Much of Garcia Lorca’s energy in his last few years was spent touring with his theater company to culturally isolated parts of rural Spain. Interestingly, graduates of the College of Arts are meant to take their art to other parts of Tanzania to give workshops and set up schools of their own. Unfortunately the government doesn’t have the money to employ many of the graduates, but judging by the enterprising nature of Ally, Shabani, Vitali and Mwandale, Bagamoyo will continue to produce amazing artists for generations to come.
Sunday, April 13, 2008
Bagamoyo: The Berkelee of Tanzania
A crescent moon of sand reaches gently out into the Indian Ocean as if trying to touch Zanzibar, 20 kilometers to the east. Palm trees with gracefully arced trunks line the beach creating the perfect sunset panorama. Fishermen sit on buckets scaling their fish while women crowd around in their colorful kangas bargaining for the best price. A 15-foot hammerhead was caught today, sprawled on the beach it still seems alive with otherworldly power. A herd of insanely long-horned cattle are driven down the beach and into the surf by a couple of barefoot teenagers. Having never seen cattle on a beach, we asked the locals what was happening.
“They’re going onto the boat.”
“The boys?”
“No, the cows.”
In Norway, picturesque cows dot the mountainsides that crash down into the fjords, and you can imagine that if a Norwegian farmer ever decided to move his cattle by water, he’d have a big iron ship waiting to transport them.

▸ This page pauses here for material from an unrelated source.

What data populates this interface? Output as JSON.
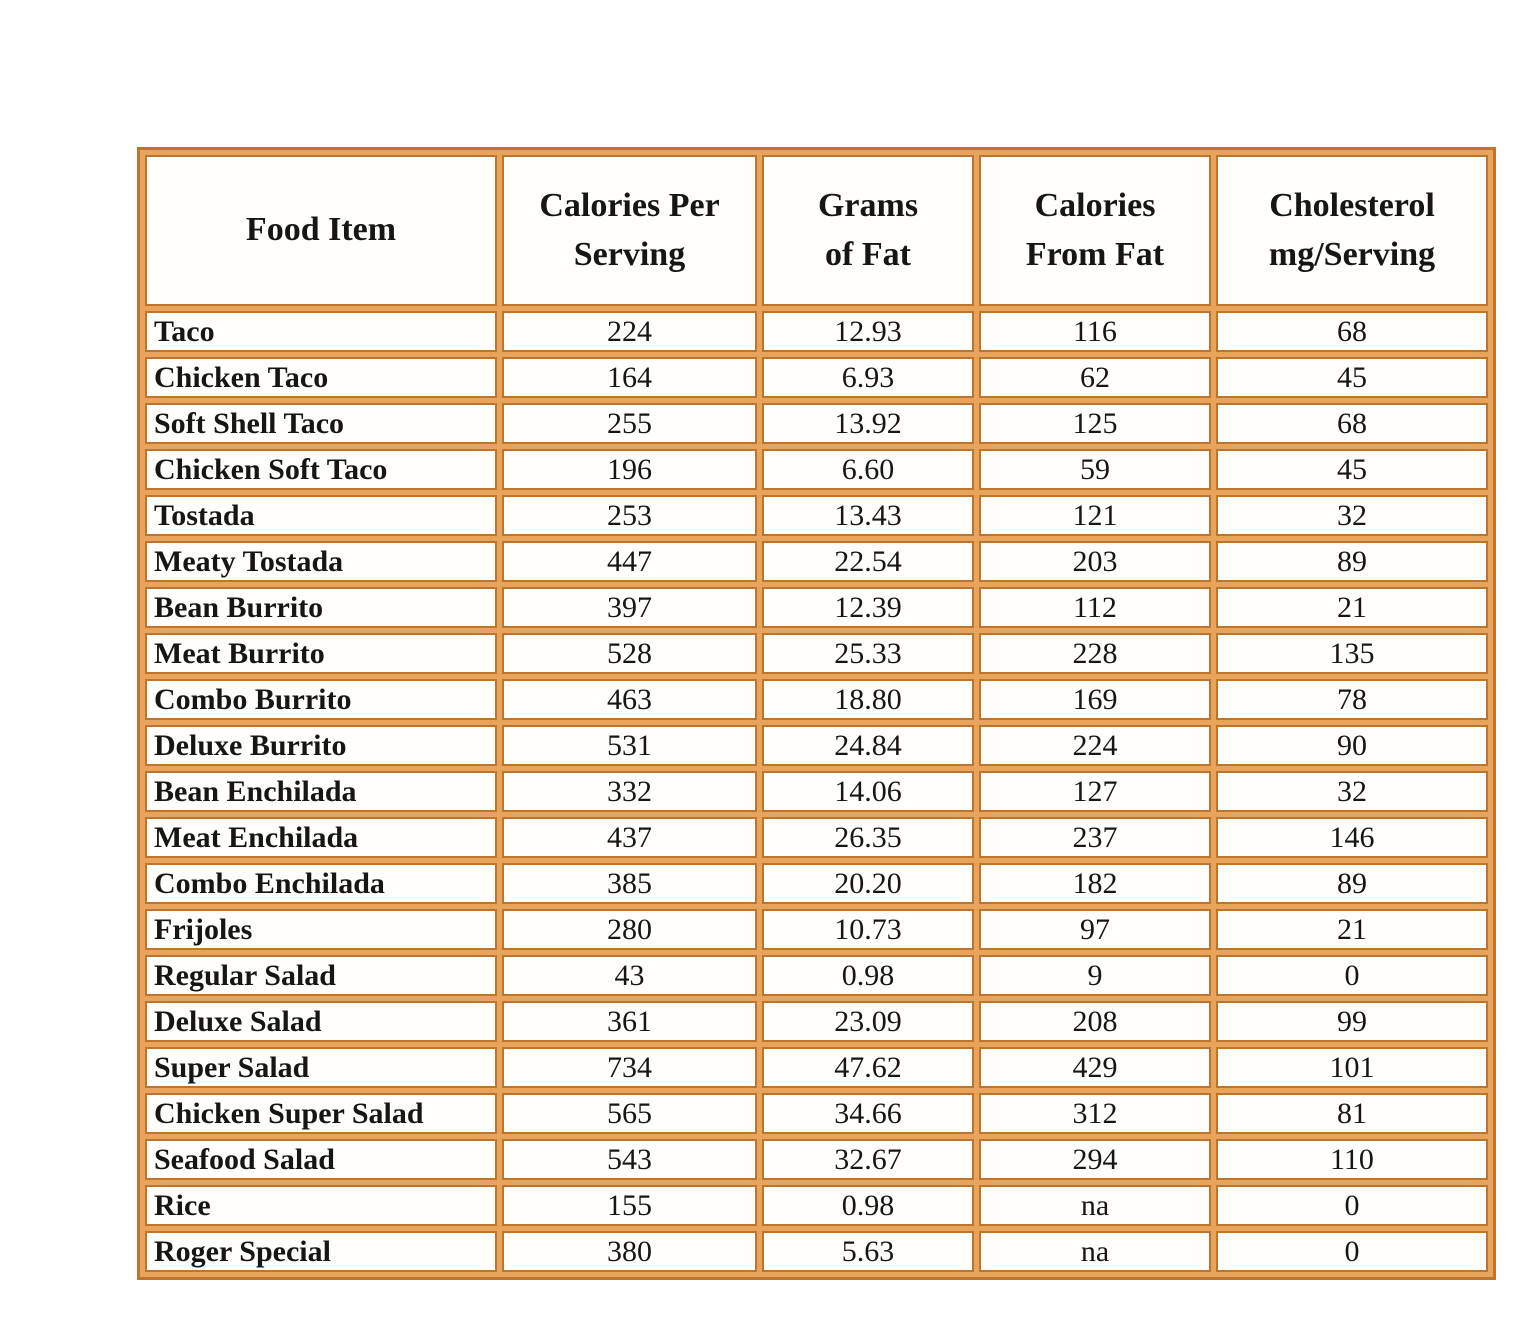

But this is Bagamoyo, Tanzania, East Africa, and the boats here are still made the same way they were thousands of years ago. The long wooden dhow with its single sail gave medieval Arabs supremacy over the Red Sea trading routes, and is still used daily along the Swahili coast from Somalia to Mozambique.
Historically infamous as the starting and ending point of the Arab slave route across Tanzania into Central Africa, Bagamoyo (which means “lay your heart down”) is fast becoming one of our favorite places in Tanzania. We first came here in December on the recommendation of my good friend Jake Thomsen, who found out about Bagamoyo when he came to Tanzania in 1999. Jake took six weeks of drum lessons and was told by his teacher of a music school where the students start their day by drumming on the beach at sunrise, singing into the wind, then diving into the ocean. He then called his parents and said he wouldn’t be returning to Brown for his junior year.
Fortunately for me, Jake came back and taught me how to play the djembe. After college he enrolled at the Berkelee School of Music and I was enticed to move to Boston so I too could play music 8 hours a day. Bagamoyo’s Chuo cha Sanaa (College of Arts - LINK) is Tanzania’s answer to Berkelee. Founded in 1981, it is one of very few arts colleges in all of Africa. Its teachers comprise the Bagamoyo Players, who have performed the music of Tanzania’s 125 ethnic groups at concerts all over the world. For those interested, I highly suggest that you download their 2006 release “Tramo” on iTunes.
Every year, the College of Arts hosts the Bagamoyo Music and Arts Festival (LINK), an event that draws performers from all over Africa and tourists from all over the world. It’s a week of round-the-clock performances and bonfires on the beach, and we’re determined to make it this year. It will be October 14-18, anyone want to join us?!
As if this weren’t enough to make us fall in love with Bagamoyo, it turns out that Norway has been supporting the College of Arts for about a decade now. There is an exchange program for students and teachers of the University of Stavanger to study and work in Bagamoyo, and NORAD (LINK) money helped produce the “Tramo” album. Consequently, many locals know how to say “kjempebra” and “tusen takk,” and we share many a laugh while sitting under the stars at the local café, mixing languages after a day of drumming and singing.